Sinteticità degli atti giudiziari: ci risiamo. Dopo la clamorosa decisione del giudice di pace del Tribunale di Verona, che ha compensato le spese legali per una asserita «violazione dei criteri di forma e redazione», una nuova vicenda mette in allerta l’avvocatura sui rischi a cui sembra sempre più esposto il diritto di difesa.

Questa volta la decisione arriva dal Consiglio di Stato, che ha dichiarato inammissibile un ricorso per superamento del numero massimo dei caratteri consentiti per proporre appello. Si tratta della sentenza n. 8928 dello scorso 13 ottobre, con la quale Palazzo Spada ha stabilito che il ricorso, «in presenza di motivi di appello che il collegio non è tenuto ad esaminare diviene inammissibile perché, in relazione ad una parte essenziale per la identificazione della domanda - richiesta dall’art. 44, comma 1, lett. b) c.p.a. a pena di nullità -, viene meno l’obbligo di provvedere e con esso la stessa possibilità di esame della domanda». Tradotto: il ricorso non è stato neanche preso in considerazione, perché i motivi di appello erano contenuti nelle pagine che eccedevano il limite previsto. Nel caso in esame, l’atto constava di 87 pagine, e il numero massimo di caratteri consentiti – 70mila per i ricorsi ordinari, secondo il decreto del Presidente del Consiglio di Stato del 22 dicembre 2016 – «risulta utilizzato ed esaurito a pagina 52 del ricorso», si legge nella decisione di Palazzo Spada. Che quindi applica la «sanzione prevista dal legislatore per i casi di violazione del principio di sinteticità degli atti processuali». Tutto regolare? Non proprio, secondo l’avvocatura, che rintraccia nella decisione una palese violazione dell’articolo 24 della Costituzione. Il quale tutela diritti incomprimibili e di certo non barattabili per esigenze di spazio: al centro della giustizia c’è la persona, non può esserci un numero.
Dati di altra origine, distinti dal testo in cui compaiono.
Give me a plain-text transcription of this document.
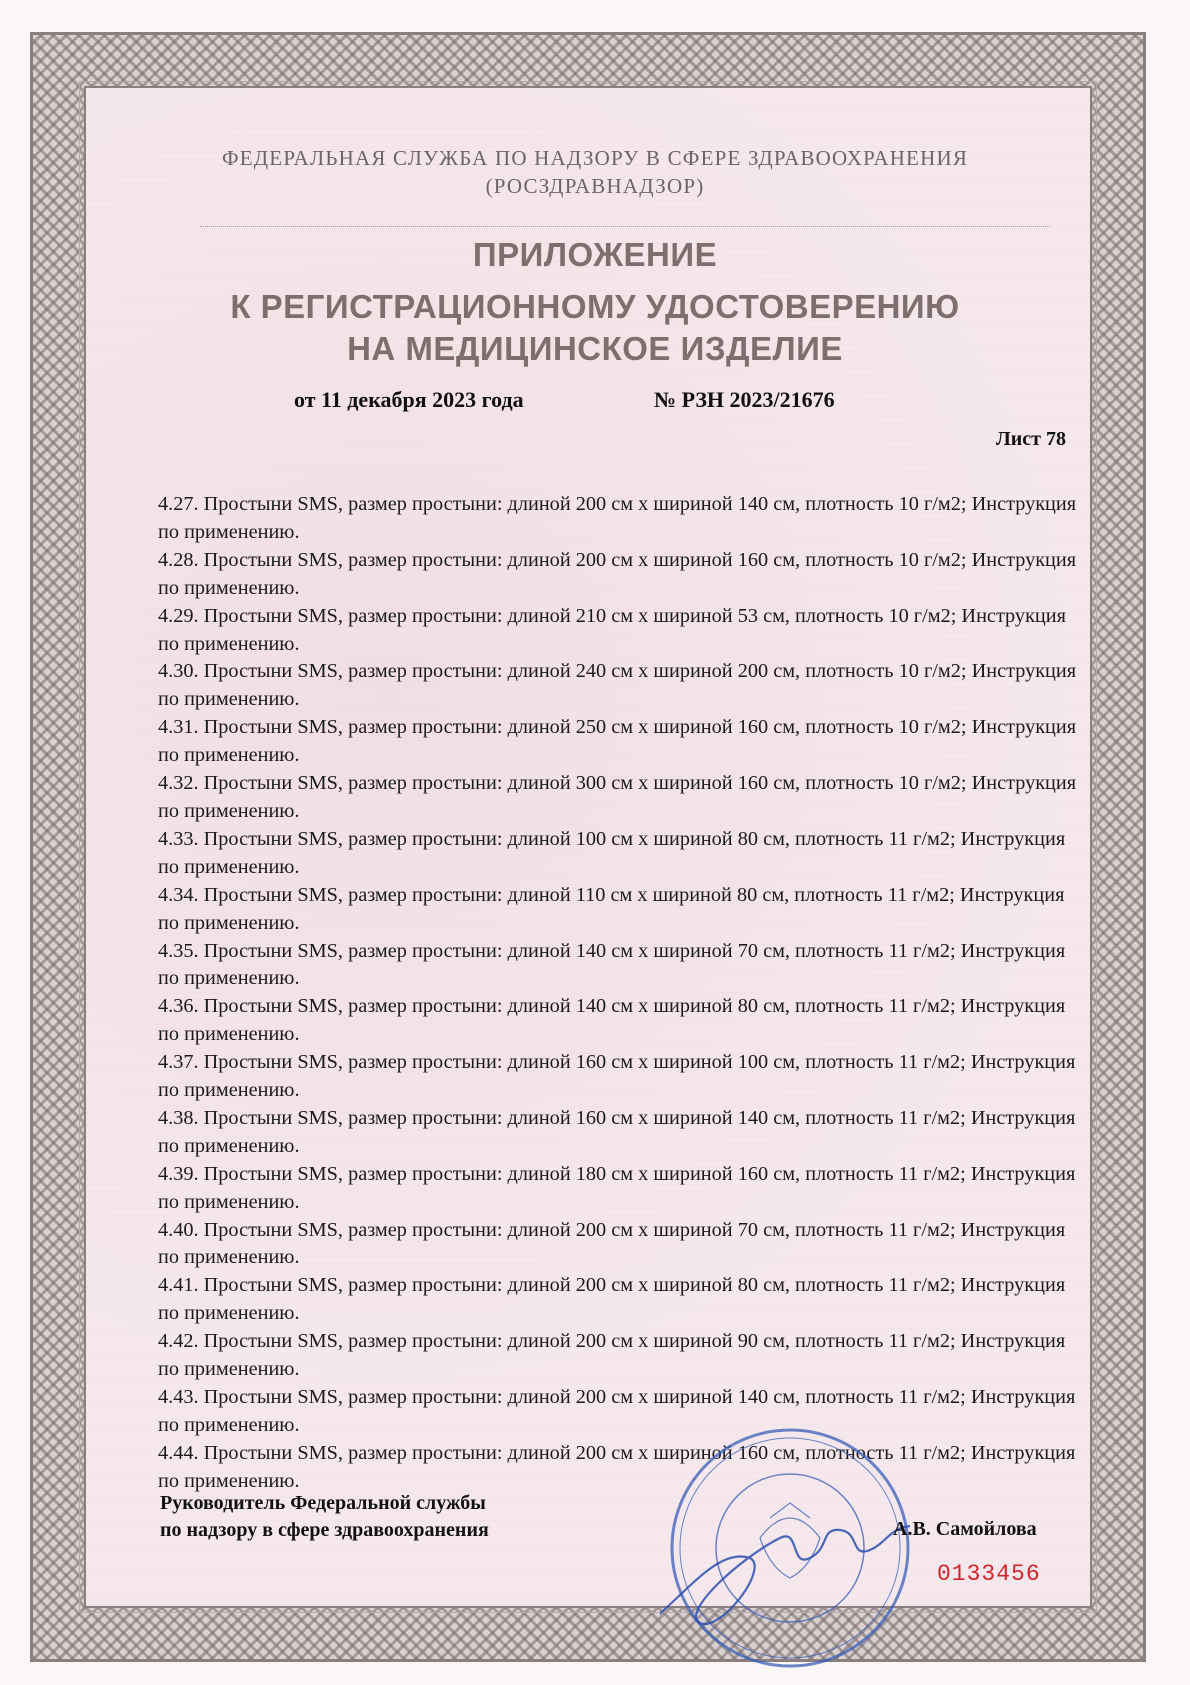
ФЕДЕРАЛЬНАЯ СЛУЖБА ПО НАДЗОРУ В СФЕРЕ ЗДРАВООХРАНЕНИЯ
(РОСЗДРАВНАДЗОР)
ПРИЛОЖЕНИЕ
К РЕГИСТРАЦИОННОМУ УДОСТОВЕРЕНИЮ
НА МЕДИЦИНСКОЕ ИЗДЕЛИЕ
от 11 декабря 2023 года	№ РЗН 2023/21676
Лист 78

4.27. Простыни SMS, размер простыни: длиной 200 см х шириной 140 см, плотность 10 г/м2; Инструкция по применению.

4.28. Простыни SMS, размер простыни: длиной 200 см х шириной 160 см, плотность 10 г/м2; Инструкция по применению.

4.29. Простыни SMS, размер простыни: длиной 210 см х шириной 53 см, плотность 10 г/м2; Инструкция по применению.

4.30. Простыни SMS, размер простыни: длиной 240 см х шириной 200 см, плотность 10 г/м2; Инструкция по применению.

4.31. Простыни SMS, размер простыни: длиной 250 см х шириной 160 см, плотность 10 г/м2; Инструкция по применению.

4.32. Простыни SMS, размер простыни: длиной 300 см х шириной 160 см, плотность 10 г/м2; Инструкция по применению.

4.33. Простыни SMS, размер простыни: длиной 100 см х шириной 80 см, плотность 11 г/м2; Инструкция по применению.

4.34. Простыни SMS, размер простыни: длиной 110 см х шириной 80 см, плотность 11 г/м2; Инструкция по применению.

4.35. Простыни SMS, размер простыни: длиной 140 см х шириной 70 см, плотность 11 г/м2; Инструкция по применению.

4.36. Простыни SMS, размер простыни: длиной 140 см х шириной 80 см, плотность 11 г/м2; Инструкция по применению.

4.37. Простыни SMS, размер простыни: длиной 160 см х шириной 100 см, плотность 11 г/м2; Инструкция по применению.

4.38. Простыни SMS, размер простыни: длиной 160 см х шириной 140 см, плотность 11 г/м2; Инструкция по применению.

4.39. Простыни SMS, размер простыни: длиной 180 см х шириной 160 см, плотность 11 г/м2; Инструкция по применению.

4.40. Простыни SMS, размер простыни: длиной 200 см х шириной 70 см, плотность 11 г/м2; Инструкция по применению.

4.41. Простыни SMS, размер простыни: длиной 200 см х шириной 80 см, плотность 11 г/м2; Инструкция по применению.

4.42. Простыни SMS, размер простыни: длиной 200 см х шириной 90 см, плотность 11 г/м2; Инструкция по применению.

4.43. Простыни SMS, размер простыни: длиной 200 см х шириной 140 см, плотность 11 г/м2; Инструкция по применению.

4.44. Простыни SMS, размер простыни: длиной 200 см х шириной 160 см, плотность 11 г/м2; Инструкция по применению.

Руководитель Федеральной службы
по надзору в сфере здравоохранения	А.В. Самойлова
0133456
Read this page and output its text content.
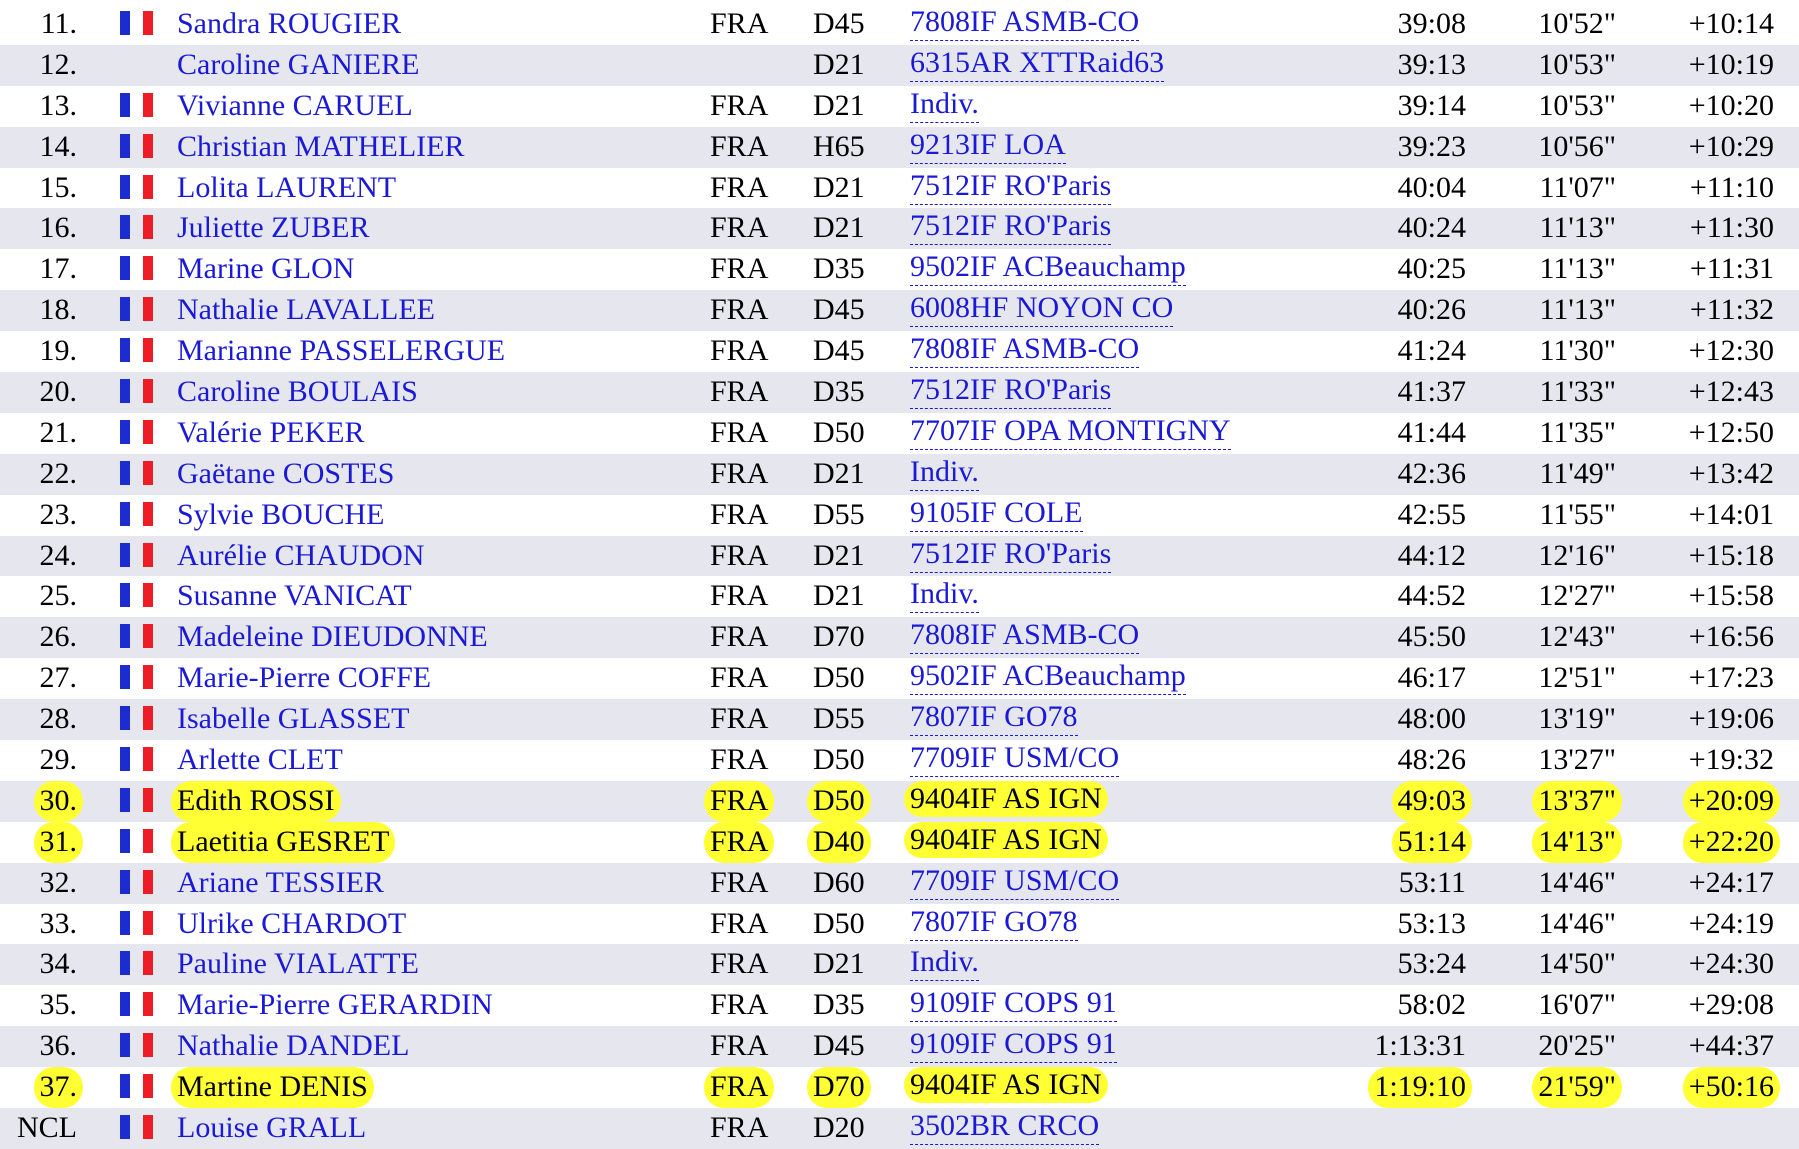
11.	Sandra ROUGIER	FRA D45 7808IF ASMB-CO	39:08 10'52" +10:14
12.	Caroline GANIERE	D21 6315AR XTTRaid63	39:13 10'53" +10:19
13.	Vivianne CARUEL	FRA D21 Indiv.	39:14 10'53" +10:20
14.	Christian MATHELIER	FRA H65 9213IF LOA	39:23 10'56" +10:29
15.	Lolita LAURENT	FRA D21 7512IF RO'Paris	40:04 11'07" +11:10
16.	Juliette ZUBER	FRA D21 7512IF RO'Paris	40:24 11'13" +11:30
17.	Marine GLON	FRA D35 9502IF ACBeauchamp	40:25 11'13" +11:31
18.	Nathalie LAVALLEE	FRA D45 6008HF NOYON CO	40:26 11'13" +11:32
19.	Marianne PASSELERGUE	FRA D45 7808IF ASMB-CO	41:24 11'30" +12:30
20.	Caroline BOULAIS	FRA D35 7512IF RO'Paris	41:37 11'33" +12:43
21.	Valérie PEKER	FRA D50 7707IF OPA MONTIGNY	41:44 11'35" +12:50
22.	Gaëtane COSTES	FRA D21 Indiv.	42:36 11'49" +13:42
23.	Sylvie BOUCHE	FRA D55 9105IF COLE	42:55 11'55" +14:01
24.	Aurélie CHAUDON	FRA D21 7512IF RO'Paris	44:12 12'16" +15:18
25.	Susanne VANICAT	FRA D21 Indiv.	44:52 12'27" +15:58
26.	Madeleine DIEUDONNE	FRA D70 7808IF ASMB-CO	45:50 12'43" +16:56
27.	Marie-Pierre COFFE	FRA D50 9502IF ACBeauchamp	46:17 12'51" +17:23
28.	Isabelle GLASSET	FRA D55 7807IF GO78	48:00 13'19" +19:06
29.	Arlette CLET	FRA D50 7709IF USM/CO	48:26 13'27" +19:32
30.	Edith ROSSI	FRA D50 9404IF AS IGN	49:03 13'37" +20:09
31.	Laetitia GESRET	FRA D40 9404IF AS IGN	51:14 14'13" +22:20
32.	Ariane TESSIER	FRA D60 7709IF USM/CO	53:11 14'46" +24:17
33.	Ulrike CHARDOT	FRA D50 7807IF GO78	53:13 14'46" +24:19
34.	Pauline VIALATTE	FRA D21 Indiv.	53:24 14'50" +24:30
35.	Marie-Pierre GERARDIN	FRA D35 9109IF COPS 91	58:02 16'07" +29:08
36.	Nathalie DANDEL	FRA D45 9109IF COPS 91	1:13:31 20'25" +44:37
37.	Martine DENIS	FRA D70 9404IF AS IGN	1:19:10 21'59" +50:16
NCL	Louise GRALL	FRA D20 3502BR CRCO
Per questo il Consiglio nazionale forense, che esprime «disappunto per questa evidente lesione del diritto di difesa», ha deciso di vederci chiaro chiedendo un incontro a Via Arenula. «La richiesta di giustizia del cittadino non può essere frustrata in ragione di limiti di caratteri e pagine. Il viceministro della Giustizia Francesco Paolo Sisto si è immediatamente fatto carico del problema e ha convocato per la prossima settimana una riunione per affrontare la questione», spiega il presidente del Cnf Francesco Greco.

Per comprendere le ragioni di allarme dell’avvocatura bisogna fare un passo indietro, e tornare alla decisione del giudice di pace di Verona, che in “dichiarata” applicazione del decreto del ministro della Giustizia numero 110 dello scorso 7 agosto ha deciso di penalizzare la parte vincitrice della causa facendole pagare le spese. Il riferimento è al famigerato provvedimento sulla sinteticità degli atti giudiziari, che impone limiti dimensionali e regole per la redazione degli scritti redatti (soprattutto) dagli avvocati. Secondo i quali i paletti introdotti rappresentano un “bavaglio” alla difesa. A maggior ragione se si considera che nel caso veneto la violazione contestata non riguarda il numero di caratteri ma la loro “dimensione” e la “interlinea”, per i quali il decreto Nordio suggerisce - con la formula “preferibilmente” - uno standard che non ha carattere perentorio.

Di qui la mobilitazione del mondo forense, che aveva già ottenuto una riformulazione del decreto emanato ad agosto. Insomma, i due casi – che non sono isolati – sono sufficienti a far scattare l’allarme: «La misura è colma», dice l’Associazione italiana giovani avvocati (Aiga), che esprime «sconcerto e disappunto di fronte all’ennesima decisione che sacrifica, sull’altare della “sinteticità” e della “chiarezza”, il diritto di difesa costituzionalmente garantito non solo nella nostra Carta ma in tutti gli Stati liberali». E chiede, tramite il presidente Francesco Paolo Perchinunno, la convocazione permanente degli Stati Generali dell’Avvocatura sul tema. «In questo Paese l’esercizio del diritto di difesa viene, quotidianamente, demolito per mano di un sistema che ha trasformato le aule giudiziarie in stanze della ragioneria generale dello Stato, nelle quali, i diritti e le libertà dei cittadini sono vivisezionati attraverso il luminol dell’osservazione quantitativa», denuncia Valerio Zicaro, componente di Giunta dell’Aiga. A cui si aggiunge la vicepresidente di Aiga Maria Rita Mirone, per la quale l’avvocatura «non può più rimanere impassibile rispetto a questa degenerazione giuridica» la cui fantasia, spesso, «supera la realtà».